Selon Benjamin Coriat, économiste, professeur émérite à l’Université Sorbonne Paris-Nord et auteur de La Pandémie, l’anthropocène et le bien commun, la déforestation, la surexploitation des ressources et l'élevage intensif sont les principaux facteurs des potentiels dérèglements à venir. Il s'en explique sur Europe 1.

"Ces zoonoses sont en multiplication accélérée depuis trente ans" 

L'économiste, qui désigne par le terme d'anthropocène une "ère de dérèglement, liée à l'intensité de l'activité industrielle humaine", rappelle le risque de multiplication des "zoonoses", des maladies qui se transmettent des animaux aux hommes. "Un grand nombre de virologues, d'infectiologues à l'occasion de la pandémie du Covid-19 ont fait remarquer que c'était une pandémie particulière", explique-t-il. "Ces zoonoses sont en multiplication accélérée depuis trente ans." 

"C'est une occurrence qui va se reproduire dans l'avenir, alors on ne peut pas dire quand, comment... Mais ce qui est certain, c'est que cette transmission de maladies des animaux aux hommes va se multiplier'", assure-t-il.

Ce mercredi, comme un symbole, la ministre de l'Enseignement supérieur et de la recherche Frédérique Vidal et Yazdan Yazdanpanah, membre du Conseil scientifique, annoncent la création d'une nouvelle agence de recherche, chargée de suivre les maladies émergentes et infectieuses à partir de 2021, dans Le Figaro.

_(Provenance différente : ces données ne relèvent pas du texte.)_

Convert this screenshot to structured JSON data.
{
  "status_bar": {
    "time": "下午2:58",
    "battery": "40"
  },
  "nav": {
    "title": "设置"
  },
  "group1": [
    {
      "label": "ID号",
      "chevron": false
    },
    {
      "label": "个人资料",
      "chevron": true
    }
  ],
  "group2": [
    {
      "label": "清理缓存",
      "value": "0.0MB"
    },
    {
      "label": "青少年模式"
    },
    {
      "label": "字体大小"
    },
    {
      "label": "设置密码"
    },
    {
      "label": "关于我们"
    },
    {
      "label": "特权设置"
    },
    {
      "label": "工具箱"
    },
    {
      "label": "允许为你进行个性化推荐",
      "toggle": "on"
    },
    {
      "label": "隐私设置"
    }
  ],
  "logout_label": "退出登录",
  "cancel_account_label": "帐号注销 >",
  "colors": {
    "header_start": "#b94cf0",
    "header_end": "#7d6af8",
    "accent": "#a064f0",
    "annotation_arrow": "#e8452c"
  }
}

"Extractivisme" et élevage intensif, l'homme est bien en cause

Pour expliquer cette accélération de la transmission des virus de l'animal à l'homme, Benjamin Coriat avance plusieurs explications. En premier lieu, ce qu'il appelle "l'extractivisme", soit la déforestation et l'exploitation massive des ressources. "Plus généralement, toutes les formes de destruction de la biodiversité font que l'on se met en présence de faune sauvage, qui portent des virus normalement contrôlés dans des espaces pluriels, divers, bloqués par la diversité. Quand on casse la diversité, quand on introduit de la monoculture, quand on va profond dans les forêts, quand on creuse sous les pôles : on libère."

Deuxième facteur d'explication : l'élevage intensif hors sol, "en particulier pour les volailles, mais pas seulement, car maintenant cela se multiplie pour toutes sortes d'animaux", précise Benjamin Coriat. Selon lui, ces modes de production sont des "nids à virus". "Ce sont des variétés uniques qui sont nourries de manière très largement chimique. Et l'unicité favorise la diffusion du virus", explique-t-il. "Lorsqu'on a des espèces assez différentes, le virus passe dans certaines espèces, mais pas dans d'autres."

"Je ne crois pas" qu'il soit "trop tard"

L'économiste souligne également une diffusion plus rapide des virus en raison de la mondialisation et des échanges commerciaux. Néanmoins, la solution n'est pas d'y renoncer, selon lui. "La solution, ce n'est pas d'arrêter les échanges internationaux, mais c'est de les réglementer de manière à ce qu'il y ait des normes sanitaires et des normes environnementales strictes, de faire en sorte qu'elles soient respectées, de mettre un frein sur l'extractivisme, de protéger la biodiversité, de revenir à des agricultures basées sur la diversité, respectueuse des cycles naturels", conclut-il, soulignant qu'il n'est pas "pessimiste". "Il y en a qui nous disent que c'est fini, que c'est trop tard. Je ne le crois pas", souligne Benjamin Coriat.